Quali sono stati i depistaggi sull’omicidio Mattarella e cos’è che si muove ancora oggi per confondere le acque?
Nel caso Mattarella più che di depistaggi parlerei di omissioni e occasioni mancate. E mi riferisco alla pista nera, all'indagine di Giovanni Falcone. C'è solo una possibilità perché si faccia chiarezza sulll'omicidio: arrivare a una verità sulla morte di Michele Reina
L’anno scorso è stato realizzato un documentario sull’omicidio Mattarella da 42esimo Parallelo, il cui studio è andato a fuoco. Cosa ne pensi? Il caso Mattarella è un nervo scoperto della nostra storia che dà fastidio a chi?
Conosco Magma, il documentario sull'omicidio Mattarella e conosco anche la sua autrice, Giorgia Furlan. Ci siamo incrociate mentre lavoravo sull'omicidio di Mino Pecorelli. Penso che il suo sia un lavoro importante perché riporta al centro testimonianze che meritano di essere ascoltate, a cominciare da quella di Maria Grazia Trizzino, storica capo di gabinetto di Piersanti Mattarella. Quanto all'incendio che ha distrutto la sede di 42° Parallelo, non ho elementi per dire se ci sia stato altro oltre a ciò che è stato accertato. Posso però dirti che non credo alle coincidenze e che non è tanto il nome di Piersanti Mattarella in sé a spaventare quanto ciò che la verità sul suo omicidio possa far scoprire se ricostruita fino in fondo.

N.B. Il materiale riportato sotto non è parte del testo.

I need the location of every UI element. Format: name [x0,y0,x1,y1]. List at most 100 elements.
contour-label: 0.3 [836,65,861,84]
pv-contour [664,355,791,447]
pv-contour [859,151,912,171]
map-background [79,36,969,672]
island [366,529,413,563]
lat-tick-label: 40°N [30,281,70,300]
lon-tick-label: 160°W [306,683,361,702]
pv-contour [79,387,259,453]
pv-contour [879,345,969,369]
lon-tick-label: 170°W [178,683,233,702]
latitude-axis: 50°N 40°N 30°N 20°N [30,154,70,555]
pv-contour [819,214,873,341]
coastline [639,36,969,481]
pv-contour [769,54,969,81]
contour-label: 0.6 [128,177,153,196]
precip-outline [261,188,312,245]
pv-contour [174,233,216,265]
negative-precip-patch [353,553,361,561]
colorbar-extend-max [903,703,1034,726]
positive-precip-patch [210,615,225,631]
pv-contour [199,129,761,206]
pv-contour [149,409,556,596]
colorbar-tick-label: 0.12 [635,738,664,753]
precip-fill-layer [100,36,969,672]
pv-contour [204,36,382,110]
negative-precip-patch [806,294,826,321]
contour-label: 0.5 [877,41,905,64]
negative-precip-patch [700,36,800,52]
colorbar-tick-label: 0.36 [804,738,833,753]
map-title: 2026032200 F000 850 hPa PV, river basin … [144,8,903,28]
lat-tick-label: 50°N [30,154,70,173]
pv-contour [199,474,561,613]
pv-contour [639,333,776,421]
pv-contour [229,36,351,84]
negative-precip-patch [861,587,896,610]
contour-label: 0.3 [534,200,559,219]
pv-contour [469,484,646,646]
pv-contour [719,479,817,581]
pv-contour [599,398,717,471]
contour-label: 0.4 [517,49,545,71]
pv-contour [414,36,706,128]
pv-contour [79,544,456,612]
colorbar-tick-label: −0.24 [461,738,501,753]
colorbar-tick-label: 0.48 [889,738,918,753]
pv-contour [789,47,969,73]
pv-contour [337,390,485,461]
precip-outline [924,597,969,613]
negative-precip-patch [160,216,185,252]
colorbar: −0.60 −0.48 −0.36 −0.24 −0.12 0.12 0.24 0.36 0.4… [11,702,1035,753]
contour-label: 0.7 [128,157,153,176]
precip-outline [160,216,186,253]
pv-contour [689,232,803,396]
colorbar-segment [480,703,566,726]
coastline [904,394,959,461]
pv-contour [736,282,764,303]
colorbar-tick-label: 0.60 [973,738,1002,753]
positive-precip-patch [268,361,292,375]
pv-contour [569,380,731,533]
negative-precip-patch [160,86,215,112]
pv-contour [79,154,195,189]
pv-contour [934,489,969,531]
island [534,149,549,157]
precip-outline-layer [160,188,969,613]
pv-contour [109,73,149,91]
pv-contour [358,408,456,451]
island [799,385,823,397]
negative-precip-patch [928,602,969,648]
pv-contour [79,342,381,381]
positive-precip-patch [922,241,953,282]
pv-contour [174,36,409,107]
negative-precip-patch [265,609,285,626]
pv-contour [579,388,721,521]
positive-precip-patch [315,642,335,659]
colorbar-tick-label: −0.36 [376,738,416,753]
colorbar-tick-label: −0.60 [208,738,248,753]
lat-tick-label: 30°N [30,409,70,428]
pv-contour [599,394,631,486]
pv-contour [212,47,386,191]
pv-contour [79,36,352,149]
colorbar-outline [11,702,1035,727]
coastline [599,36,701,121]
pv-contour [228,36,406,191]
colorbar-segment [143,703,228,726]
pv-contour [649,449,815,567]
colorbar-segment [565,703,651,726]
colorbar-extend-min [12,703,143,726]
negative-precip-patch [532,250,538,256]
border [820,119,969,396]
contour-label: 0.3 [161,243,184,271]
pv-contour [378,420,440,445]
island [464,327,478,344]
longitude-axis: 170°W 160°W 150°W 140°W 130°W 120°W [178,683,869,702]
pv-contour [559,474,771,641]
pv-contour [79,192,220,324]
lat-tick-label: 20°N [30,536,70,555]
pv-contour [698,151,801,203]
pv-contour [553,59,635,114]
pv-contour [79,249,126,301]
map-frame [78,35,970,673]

Chi si occupa del caso Mattarella muore? Falcone e Borsellino erano vicini alla verità sul caso
Non collego le stragi di Capaci e di via D’Amelio all’omicidio Mattarella, almeno non in questi termini. La domanda, però, non è tanto quanto Falcone e Borsellino fossero arrivati alla verità su quel delitto, quanto il motivo per cui certe verità, quella sull’omicidio Mattarella così come quella sulle stragi, siano così difficili da raggiungere. Perché costringono chi indaga a entrare in una zona grigia, dove si intrecciano criminalità organizzata, politica, interessi occulti e ambienti dell’eversione nera.
Anche Report si è occupato del caso Mattarella. Oggi Ranucci da vittima di una bomba viene descritto come carnefice. Che sta succedendo?
Del caso Ranucci, scusami, ma preferisco non parlare.